To cope with the latest trend of home designs, homeowners would like to do a facelift on their homes. They start choosing home decors, wall paint colors, new furniture and anything they will need on their home renovation. One of the considerations that homeowners look into is exterior painting.
The process of exterior painting can be similar to interior painting, yet the former uses different types of paints. Preparing and maintaining exterior surfaces is significantly different than preparing indoor surfaces where weather damage and wear and tear is generally not a concern. Thus, exterior house painting planning needs more effort and time.
Before you start painting, a thorough inspection of your home is necessary to find signs of peeling, blistering or chalking. Also, check water damages that manifest as rot or discolored areas. Identify areas of mildew and mold that need to be taken care of. You must then remove lighting fixtures, decorations, shutters, mail box etc. Moreover, items that cannot be removed, such as air conditioning unit, condensing units and the like, should be covered with a canvas or cloth to avoid paint spatter and chips falling on them. Remember to turn off power supply prior to removing electrical fixtures.
It is also recommended to cover the immovable bushes with a canvas and if required, you need to pull the bushes away from the walls by tying them with a cord to avoid hassles while painting. Shades for exterior should be cautiously designated as well. They should complement the neighbors’ color scheme to give better symphony to the external environment.
Surface preparation is a very important activity that will directly affect the end result of the painting process as to exterior painting. It’s not only critical in getting good results but it actually saves time while making the painting exercise economical. Proper surface preparation can be considered as a make or break job because even the best paint will not adhere properly on the walls if they are wet, dirty or loose.
First Primer Coat
When the walls to be painted are stained, porous, has water damage or mildew, a primer coat is important. A primer is particularly useful when we are painting a dark color over a light color or vice versa. Primer also produces a smooth surface. It makes the surface less absorbent, thus increasing the spreading ability of the paint.

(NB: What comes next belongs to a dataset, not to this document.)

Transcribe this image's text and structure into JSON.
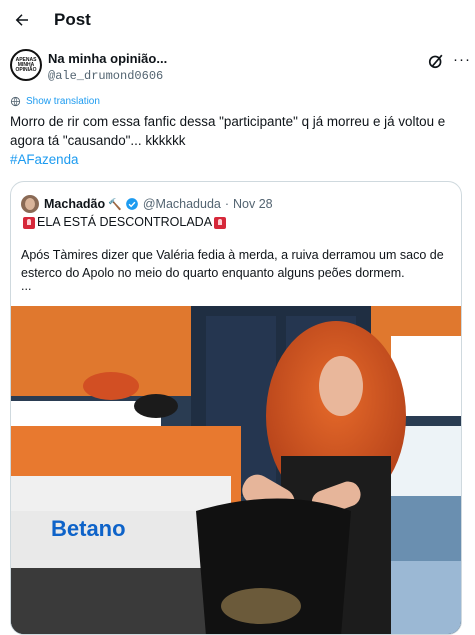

In the case of fresh painting or walls that require total overhauling just like fresh walls, putties are generally used. They are not be used for repainting or touch up activity, however.
Second Primer Coat
Generally, repainting services require a single coat of primer. Two primer coats are required on fresh surfaces or on surfaces that need considerable leveling and removal of undulations. Attention to the application of a second primer should be that coat is applied only after the putty coat has completely dried.
Commonly, two coats of finish coat are required to get the desired finish and color. It is essential that each coat must be fully dry before the application of next coat.